NVMe Poised To Revolutionize Solid-State Storage
Move over SAS and SATA. A new standard ramps up SSD performance with a radical new approach to storage I/O handling.
April 8, 2014
File I/O stacks in operating systems are a great example for schools to teach Parkinson’s Law, which says that software expands to use the resources available. Last time I counted, the current Linux stack with an attached SSD has a total of six or seven address translations. That’s a huge software overhead, and you might be forgiven for wondering if the objective of the fastest I/O got lost in translation!
Fortunately, relief is at hand. The industry has created a new standard that enterprise SSD vendors are aggressively picking up: NVMe. The idea seems so simple that you wonder why we didn’t go there before, but IT is often very conservative, and this is a radical change.
NVMe stands for “Non-Volatile Memory express.” The hardware part of the solution takes away the disk interface chip that used to plug into PCIe on the motherboard, and this allows the drive to talk directly to the PCIe bus and so to system memory. This idea isn’t quite as radical as it sounds. Electrically, PCIe and SAS/SATA are very similar, so it's more a protocol change than a completely new concept.
That protocol change is a major rethink of storage I/O handling. First, the SCSI stack is replaced by a circular queue system; I/O jobs are added by the host to one of the queues, and the drive takes queue entries out as it becomes ready to process them. The drive does all the heavy lifting, moving data using DMA, and using a queue system to post status.

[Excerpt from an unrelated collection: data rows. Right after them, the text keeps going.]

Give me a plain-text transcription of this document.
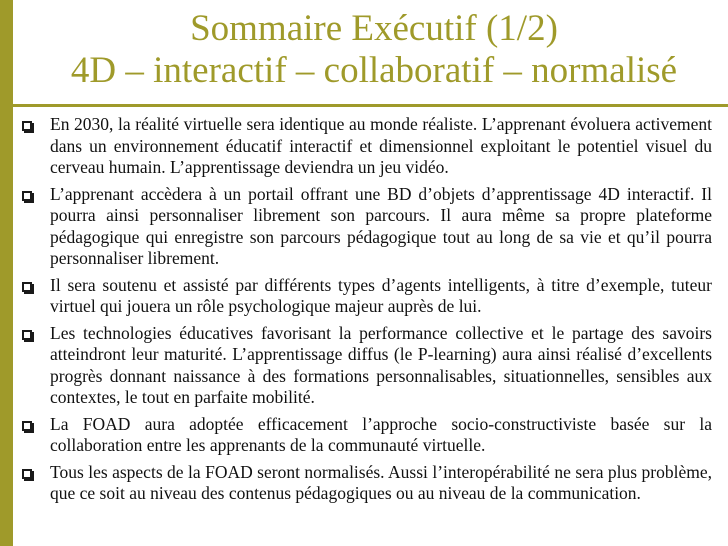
Sommaire Exécutif (1/2)
4D – interactif – collaboratif – normalisé
En 2030, la réalité virtuelle sera identique au monde réaliste. L’apprenant évoluera activement dans un environnement éducatif interactif et dimensionnel exploitant le potentiel visuel du cerveau humain. L’apprentissage deviendra un jeu vidéo.
L’apprenant accèdera à un portail offrant une BD d’objets d’apprentissage 4D interactif. Il pourra ainsi personnaliser librement son parcours. Il aura même sa propre plateforme pédagogique qui enregistre son parcours pédagogique tout au long de sa vie et qu’il pourra personnaliser librement.
Il sera soutenu et assisté par différents types d’agents intelligents, à titre d’exemple, tuteur virtuel qui jouera un rôle psychologique majeur auprès de lui.
Les technologies éducatives favorisant la performance collective et le partage des savoirs atteindront leur maturité. L’apprentissage diffus (le P-learning) aura ainsi réalisé d’excellents progrès donnant naissance à des formations personnalisables, situationnelles, sensibles aux contextes, le tout en parfaite mobilité.
La FOAD aura adoptée efficacement l’approche socio-constructiviste basée sur la collaboration entre les apprenants de la communauté virtuelle.
Tous les aspects de la FOAD seront normalisés. Aussi l’interopérabilité ne sera plus problème, que ce soit au niveau des contenus pédagogiques ou au niveau de la communication.
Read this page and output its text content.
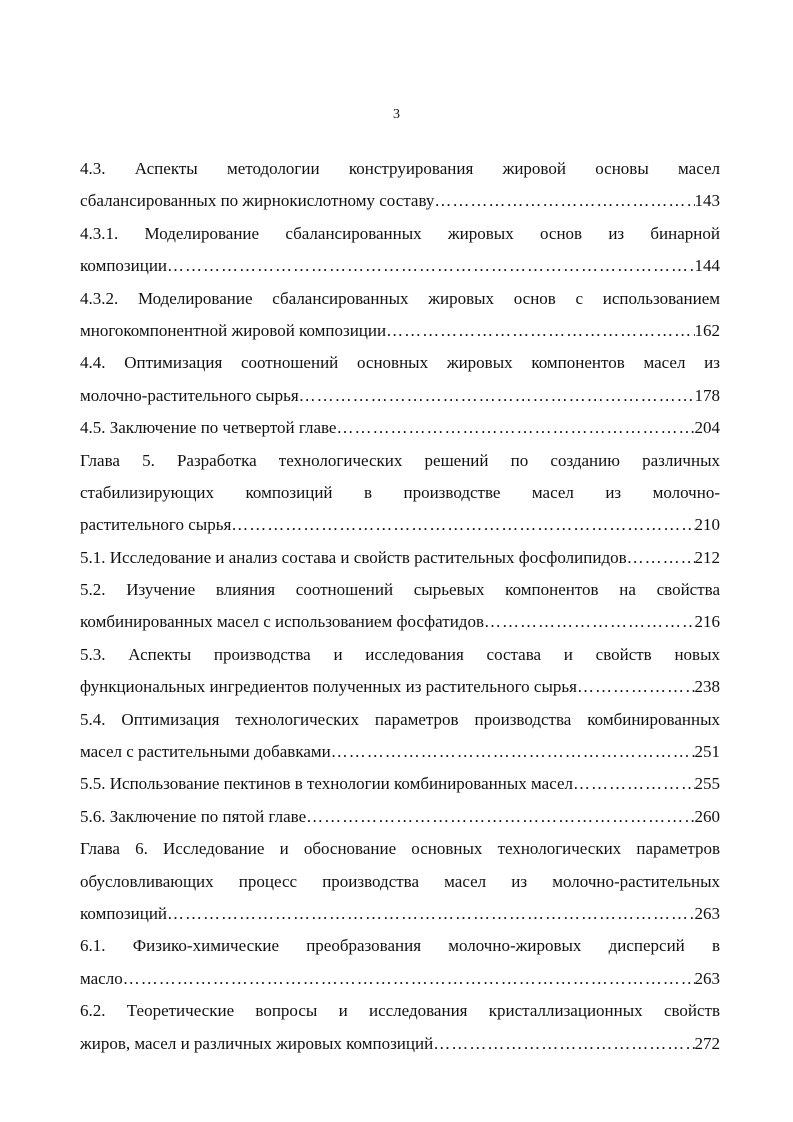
3
4.3. Аспекты методологии конструирования жировой основы масел
сбалансированных по жирнокислотному составу …………………………………………………………………………………………………………………………………………	143
4.3.1. Моделирование сбалансированных жировых основ из бинарной
композиции …………………………………………………………………………………………………………………………………………	144
4.3.2. Моделирование сбалансированных жировых основ с использованием
многокомпонентной жировой композиции …………………………………………………………………………………………………………………………………………	162
4.4. Оптимизация соотношений основных жировых компонентов масел из
молочно-растительного сырья …………………………………………………………………………………………………………………………………………	178
4.5. Заключение по четвертой главе …………………………………………………………………………………………………………………………………………	204
Глава 5. Разработка технологических решений по созданию различных
стабилизирующих композиций в производстве масел из молочно-
растительного сырья …………………………………………………………………………………………………………………………………………	210
5.1. Исследование и анализ состава и свойств растительных фосфолипидов …………………………………………………………………………………………………………………………………………	212
5.2. Изучение влияния соотношений сырьевых компонентов на свойства
комбинированных масел с использованием фосфатидов …………………………………………………………………………………………………………………………………………	216
5.3. Аспекты производства и исследования состава и свойств новых
функциональных ингредиентов полученных из растительного сырья …………………………………………………………………………………………………………………………………………	238
5.4. Оптимизация технологических параметров производства комбинированных
масел с растительными добавками …………………………………………………………………………………………………………………………………………	251
5.5. Использование пектинов в технологии комбинированных масел …………………………………………………………………………………………………………………………………………	255
5.6. Заключение по пятой главе …………………………………………………………………………………………………………………………………………	260
Глава 6. Исследование и обоснование основных технологических параметров
обусловливающих процесс производства масел из молочно-растительных
композиций …………………………………………………………………………………………………………………………………………	263
6.1. Физико-химические преобразования молочно-жировых дисперсий в
масло …………………………………………………………………………………………………………………………………………	263
6.2. Теоретические вопросы и исследования кристаллизационных свойств
жиров, масел и различных жировых композиций …………………………………………………………………………………………………………………………………………	272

Interrupts, which reach horrendous levels for traditionally connected high-end SSD, drop dramatically due to a consolidation mechanism. Adding all this up, I/Os proceed faster because all those translations move to the drive and are consolidated, The I/O stack is greatly simplified and shortened and there fewer interrupts. The result is a lower system load and faster I/O operation, and a lot more headroom for larger configurations of drives.
Recently, the University of New Hampshire InterOperability Lab ran a plug-fest to demonstrate interoperability of drives and hosts. The results were excellent, and justify claims that NVMe has arrived. Vendors are announcing products for both systems and drives, and we can expect a flurry of activity throughout 2014.
From a use viewpoint, these systems provide multi-use drive bays. The industry has defined a connector scheme that supports SAS. SATA and NVMe, with software-defined port protocols offered by the motherboard I/O chipsets. This gives us hot-swap removable drive bays that support NVMe, and it’s just like any other drive in that respect.
[Read how SanDisk's UltraDIMM technology and Viking's ArxCis meld flash with DRAM for super-fast performance in "Hybrid DIMMs And The Quest For Speed."]
At least for a while, NVMe drives will have a price premium reflecting their performance, but the overall benefit will make it worthwhile. Typical use cases, such as big data analytics and in-memory databases, need every bit of performance available.
Are there any drawbacks? Cabling is limited to a few inches, so usage is only within servers; that could change in a year or so, with the discussion of PCIe extenders and switches. However, the flexibility and performance of RDMA over Ethernet, and the existing infrastructure industry, will probably make the latter the out-of-the-box winner.
NVMe will radically change the top tier of solid-state storage, and will do so quickly. All of the major operating systems have drivers and support for it, and drives and systems are available from the major players. This is as radical a change as Fibre Channel in the 90s and SCSI in the 80s, and we can expect significant expansion of the approach going forward.